SQA exam results 2020: Nicola Sturgeon apologises with Scottish Government plan to be announced by John Swinney

Nicola Sturgeon has said that she is "sorry" and admitted that the Scottish Government "did not get this right" in response to the protests surrounding the SQA exam results for pupils this year.

Speaking at the daily government briefing this afternoon, the First Minister noted that the Government "took decisions that we thought on balance were the right ones and we took them with the very best of intentions" amid what is a "very difficult and unprecedented situation".

But in attempting to make sure that the "grades young people got were as valid as those they would have got in any other year" it "perhaps led us to think too much about the overall system and not enough about the individual pupil", she admitted.

As a result, "too many students feel that they lost out on grades that they should have had... and also that has happened as a result of not of anything they have done but because of a statistical model or an algorithm and in addition that burden has not fallen equally across our society".

To which Ms Sturgeon noted, "so despite our best intentions I do acknowledge that we did not get this right and I am sorry for that".

The First Minister also noted that she and the Scottish Government "are determined to acknowledge that and to put it right".

She said: "There are of course deeper questions that we will need to resolve for the longer term about the impact of exams on the attainment gap and on the difference between exams and teacher judgement but the most immediate challenge is to resolve the grades awarded to pupils this year.

"Let me be clear that we will not expect every student who has been downgraded to appeal.

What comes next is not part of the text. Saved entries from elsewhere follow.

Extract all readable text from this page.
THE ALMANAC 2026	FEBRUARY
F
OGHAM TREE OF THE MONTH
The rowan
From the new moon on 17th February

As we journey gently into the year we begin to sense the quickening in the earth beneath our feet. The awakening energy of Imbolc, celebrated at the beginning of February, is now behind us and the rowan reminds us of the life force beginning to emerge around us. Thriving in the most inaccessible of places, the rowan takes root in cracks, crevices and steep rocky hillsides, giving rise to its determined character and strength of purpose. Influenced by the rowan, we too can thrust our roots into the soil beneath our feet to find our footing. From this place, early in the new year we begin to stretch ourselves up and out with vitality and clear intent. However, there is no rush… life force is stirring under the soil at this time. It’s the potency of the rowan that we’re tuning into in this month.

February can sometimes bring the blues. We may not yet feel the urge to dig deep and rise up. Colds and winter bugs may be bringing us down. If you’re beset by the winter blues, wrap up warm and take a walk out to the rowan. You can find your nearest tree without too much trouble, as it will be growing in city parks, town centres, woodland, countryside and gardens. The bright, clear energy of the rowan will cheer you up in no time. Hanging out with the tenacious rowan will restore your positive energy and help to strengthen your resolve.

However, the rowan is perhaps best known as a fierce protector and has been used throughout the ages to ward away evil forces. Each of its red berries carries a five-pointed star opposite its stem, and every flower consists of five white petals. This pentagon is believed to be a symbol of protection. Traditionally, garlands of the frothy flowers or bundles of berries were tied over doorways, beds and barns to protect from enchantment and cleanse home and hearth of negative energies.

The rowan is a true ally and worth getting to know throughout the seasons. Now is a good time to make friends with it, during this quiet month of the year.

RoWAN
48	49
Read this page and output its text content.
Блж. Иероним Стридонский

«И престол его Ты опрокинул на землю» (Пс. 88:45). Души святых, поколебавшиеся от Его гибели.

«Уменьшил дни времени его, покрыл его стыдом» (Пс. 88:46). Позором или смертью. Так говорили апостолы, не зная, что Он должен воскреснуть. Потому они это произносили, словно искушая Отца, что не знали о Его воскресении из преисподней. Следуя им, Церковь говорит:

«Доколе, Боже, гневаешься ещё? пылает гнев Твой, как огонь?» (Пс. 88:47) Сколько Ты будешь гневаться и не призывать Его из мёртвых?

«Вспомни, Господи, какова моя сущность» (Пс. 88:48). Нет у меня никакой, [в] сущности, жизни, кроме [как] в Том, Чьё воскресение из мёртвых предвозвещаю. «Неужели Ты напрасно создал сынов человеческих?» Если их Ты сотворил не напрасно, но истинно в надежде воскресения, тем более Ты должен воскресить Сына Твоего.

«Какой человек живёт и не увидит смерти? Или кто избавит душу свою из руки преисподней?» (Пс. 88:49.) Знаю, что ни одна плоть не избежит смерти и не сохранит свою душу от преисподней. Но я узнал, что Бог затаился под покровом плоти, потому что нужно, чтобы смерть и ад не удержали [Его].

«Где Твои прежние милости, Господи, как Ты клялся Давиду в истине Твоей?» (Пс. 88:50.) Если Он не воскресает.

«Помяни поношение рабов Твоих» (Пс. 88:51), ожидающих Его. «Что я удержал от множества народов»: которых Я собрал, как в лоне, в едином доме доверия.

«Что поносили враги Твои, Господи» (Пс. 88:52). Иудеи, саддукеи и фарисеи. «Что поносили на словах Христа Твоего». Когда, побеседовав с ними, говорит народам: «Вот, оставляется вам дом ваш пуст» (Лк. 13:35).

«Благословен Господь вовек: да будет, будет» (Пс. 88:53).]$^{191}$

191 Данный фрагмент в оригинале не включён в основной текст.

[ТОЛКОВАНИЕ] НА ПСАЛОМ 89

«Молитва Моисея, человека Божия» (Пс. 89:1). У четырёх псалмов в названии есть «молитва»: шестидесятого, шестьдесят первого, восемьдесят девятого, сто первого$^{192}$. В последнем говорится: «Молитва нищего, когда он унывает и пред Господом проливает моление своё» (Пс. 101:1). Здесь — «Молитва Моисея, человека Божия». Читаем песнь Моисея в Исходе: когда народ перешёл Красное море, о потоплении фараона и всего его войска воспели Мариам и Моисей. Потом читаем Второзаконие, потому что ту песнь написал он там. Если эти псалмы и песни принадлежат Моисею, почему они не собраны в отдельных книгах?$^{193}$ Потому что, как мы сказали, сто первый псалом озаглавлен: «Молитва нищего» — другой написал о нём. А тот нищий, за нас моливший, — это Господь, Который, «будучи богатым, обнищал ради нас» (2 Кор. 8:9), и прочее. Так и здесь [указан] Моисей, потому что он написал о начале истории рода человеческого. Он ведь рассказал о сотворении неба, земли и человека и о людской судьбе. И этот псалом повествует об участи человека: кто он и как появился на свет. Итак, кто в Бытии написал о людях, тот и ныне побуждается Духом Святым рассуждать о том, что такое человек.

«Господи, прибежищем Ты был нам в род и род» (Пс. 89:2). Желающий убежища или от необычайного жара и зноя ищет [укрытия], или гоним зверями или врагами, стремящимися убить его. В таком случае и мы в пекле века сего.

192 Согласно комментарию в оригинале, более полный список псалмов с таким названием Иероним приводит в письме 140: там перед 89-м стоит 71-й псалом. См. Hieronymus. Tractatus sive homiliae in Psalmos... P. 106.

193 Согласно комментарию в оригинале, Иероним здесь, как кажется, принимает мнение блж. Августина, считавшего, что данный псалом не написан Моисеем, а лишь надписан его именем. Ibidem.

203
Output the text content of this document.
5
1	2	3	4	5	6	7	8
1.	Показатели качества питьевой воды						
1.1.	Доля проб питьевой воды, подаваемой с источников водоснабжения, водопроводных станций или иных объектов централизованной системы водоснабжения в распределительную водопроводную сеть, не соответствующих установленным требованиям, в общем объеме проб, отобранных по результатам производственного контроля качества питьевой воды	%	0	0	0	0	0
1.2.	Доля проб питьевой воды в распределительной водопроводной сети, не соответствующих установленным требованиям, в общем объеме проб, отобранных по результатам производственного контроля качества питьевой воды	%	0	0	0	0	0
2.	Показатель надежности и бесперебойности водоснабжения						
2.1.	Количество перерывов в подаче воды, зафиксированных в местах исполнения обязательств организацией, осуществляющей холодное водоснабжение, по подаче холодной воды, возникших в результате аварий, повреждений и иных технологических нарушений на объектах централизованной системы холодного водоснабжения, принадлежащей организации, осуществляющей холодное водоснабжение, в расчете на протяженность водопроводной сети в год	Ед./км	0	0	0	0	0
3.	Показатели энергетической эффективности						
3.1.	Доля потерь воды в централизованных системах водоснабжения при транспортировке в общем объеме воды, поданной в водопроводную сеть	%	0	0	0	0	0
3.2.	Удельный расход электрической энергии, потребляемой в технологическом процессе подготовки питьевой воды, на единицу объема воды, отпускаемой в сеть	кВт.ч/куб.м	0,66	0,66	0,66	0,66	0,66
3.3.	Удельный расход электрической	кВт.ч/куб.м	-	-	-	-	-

This situation is not the fault of students and so it should not be on the students to fix it. That's on us.

"And we will set out tomorrow exactly how we intend to do that".

Education Secretary John Swinney will make a statement in Parliament tomorrow about the steps the Scottish Government intend to take to address concerns about this years results.

And Ms Sturgeon finished by confirming that "at the heart we will be taking step to ensure that every young person gets a grade that recognises the work they have done."